The study suggests that Europe will become a far more efficient landscape for investors and asset managers than it has in the past. According to Adam Sussman, senior research analyst and the study’s author, “these trends position Europe for rapid growth in electronic trading as we see both direct market access and algorithmic trading flow growing at an approximate compound annual growth rate of 50% through 2009.”

“The three trends will produce a European capital markets that will not only continue to siphon listings, revenue and prestige from the U.S. but will set Europe up to become the leading power in a globally integrated capital market,” says Larry Tabb, founder and CEO at TABB Group. “However, if you’re in the US, don’t pack your bags just yet.”

While European harmonization is moving forward, Europe independence is still strong, says Sussman. “Cultural and geographic differences will not disappear quickly, which is why less than 33% of the buy-side believe that a single market structure will take hold in the next five years.
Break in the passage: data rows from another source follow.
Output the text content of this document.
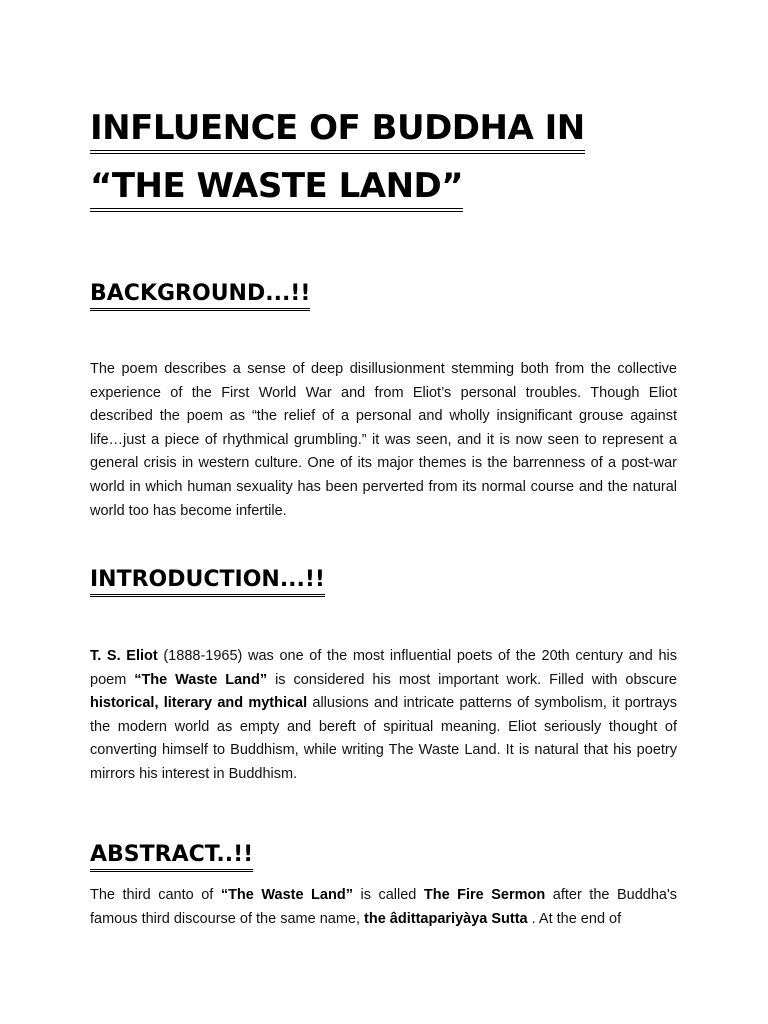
INFLUENCE OF BUDDHA IN
“THE WASTE LAND”
BACKGROUND...!!
The poem describes a sense of deep disillusionment stemming both from the collective experience of the First World War and from Eliot’s personal troubles. Though Eliot described the poem as “the relief of a personal and wholly insignificant grouse against life…just a piece of rhythmical grumbling.” it was seen, and it is now seen to represent a general crisis in western culture. One of its major themes is the barrenness of a post-war world in which human sexuality has been perverted from its normal course and the natural world too has become infertile.
INTRODUCTION...!!
T. S. Eliot (1888-1965) was one of the most influential poets of the 20th century and his poem “The Waste Land” is considered his most important work. Filled with obscure historical, literary and mythical allusions and intricate patterns of symbolism, it portrays the modern world as empty and bereft of spiritual meaning. Eliot seriously thought of converting himself to Buddhism, while writing The Waste Land. It is natural that his poetry mirrors his interest in Buddhism.
ABSTRACT..!!
The third canto of “The Waste Land” is called The Fire Sermon after the Buddha's famous third discourse of the same name, the âdittapariyàya Sutta . At the end of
Even after MiFID is adopted into law and implemented across the 30 countries, a grand unification of capital market is not in the cards for at least a few decades.”
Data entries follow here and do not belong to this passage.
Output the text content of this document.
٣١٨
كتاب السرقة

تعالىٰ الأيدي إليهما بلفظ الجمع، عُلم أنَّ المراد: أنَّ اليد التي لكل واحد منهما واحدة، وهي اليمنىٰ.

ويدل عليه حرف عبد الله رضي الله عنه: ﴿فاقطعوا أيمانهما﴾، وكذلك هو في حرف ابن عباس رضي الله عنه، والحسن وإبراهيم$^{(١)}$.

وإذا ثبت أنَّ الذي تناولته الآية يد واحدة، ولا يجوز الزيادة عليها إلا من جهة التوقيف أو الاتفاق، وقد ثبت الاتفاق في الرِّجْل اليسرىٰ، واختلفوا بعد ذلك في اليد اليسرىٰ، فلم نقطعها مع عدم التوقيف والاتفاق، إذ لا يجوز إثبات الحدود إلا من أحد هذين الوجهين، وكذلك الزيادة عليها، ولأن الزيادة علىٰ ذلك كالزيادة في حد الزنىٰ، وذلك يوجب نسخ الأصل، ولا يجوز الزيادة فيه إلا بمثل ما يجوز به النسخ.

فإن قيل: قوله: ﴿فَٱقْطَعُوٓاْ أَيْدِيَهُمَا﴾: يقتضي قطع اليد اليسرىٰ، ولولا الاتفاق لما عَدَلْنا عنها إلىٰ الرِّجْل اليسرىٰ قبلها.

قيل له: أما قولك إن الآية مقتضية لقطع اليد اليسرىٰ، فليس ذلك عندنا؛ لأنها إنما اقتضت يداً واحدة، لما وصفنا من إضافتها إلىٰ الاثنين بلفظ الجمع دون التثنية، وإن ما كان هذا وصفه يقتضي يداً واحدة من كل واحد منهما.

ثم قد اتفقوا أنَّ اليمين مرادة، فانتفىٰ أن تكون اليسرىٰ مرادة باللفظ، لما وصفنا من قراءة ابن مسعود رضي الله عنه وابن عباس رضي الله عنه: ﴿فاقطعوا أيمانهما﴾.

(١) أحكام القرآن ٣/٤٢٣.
Other key findings from the study include: 55% of the buy-side believes MiFID will have a significant impact on how they execute their orders, the greatest change being the fragmentation of liquidity across a host of new venues such as Project Turquoise, Instinet’s Chi-X and Equiduct; by 2009, over 58% of the buy-side will be using algorithms, up from 41% in 2007; and, the percentage of orders routed via FIX is expected to rise to 55% by 2009 with an additional 10% routed via other electronic methods.
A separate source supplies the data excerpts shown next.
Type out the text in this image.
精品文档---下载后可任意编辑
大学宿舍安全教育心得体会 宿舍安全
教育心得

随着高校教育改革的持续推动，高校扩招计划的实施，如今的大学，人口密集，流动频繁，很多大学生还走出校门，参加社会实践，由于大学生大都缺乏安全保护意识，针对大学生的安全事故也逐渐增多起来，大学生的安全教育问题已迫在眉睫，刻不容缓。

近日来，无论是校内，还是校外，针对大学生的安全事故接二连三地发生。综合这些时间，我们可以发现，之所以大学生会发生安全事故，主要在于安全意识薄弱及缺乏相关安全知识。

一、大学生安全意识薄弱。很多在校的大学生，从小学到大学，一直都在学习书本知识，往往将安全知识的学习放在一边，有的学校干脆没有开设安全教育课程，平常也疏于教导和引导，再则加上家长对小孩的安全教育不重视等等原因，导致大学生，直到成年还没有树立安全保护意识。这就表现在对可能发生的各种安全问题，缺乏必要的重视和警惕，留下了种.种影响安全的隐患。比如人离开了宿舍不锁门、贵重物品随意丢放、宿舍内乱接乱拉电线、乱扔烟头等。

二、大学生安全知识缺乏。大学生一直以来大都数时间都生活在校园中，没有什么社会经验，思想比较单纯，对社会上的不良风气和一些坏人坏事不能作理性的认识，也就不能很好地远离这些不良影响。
The study also notes that blended commission rates have fallen at a 6% compound annual growth rate (CAGR) since 2005 and will continue to fall as the buy-side expects to route 24% of its flow to low-touch channels by 2009; commission sharing agreements (CSAs) have significantly penetrated the UK, adopted by 73% of firms, well ahead of the next largest adopter, Southern Europe, with adoption levels of only 38%; brokerage relationships predicated on the back of CSA adoption will be reduced to continue to concentrate commission dollars among a fewer number of large brokers with local brokers struggling as liquidity is de-partitioned and fragments across new execution venues.

Additionally, it finds that: the crossing networks are the Holy Grail for the buy-side, but with only 34% of the buy-side being connected to a crossing network, and most of that among UK traders, more often than not, the search continues onto other venues; and, partitioning of European equities will slowly come to an end as MiFID and related directives lower barriers to entry across the European Economic Area for the entire financial services industry.

The interview-based study is based on conversations with 70 different buy-side firms trading European equities located in 20 different countries, including the EU-15 and the UK.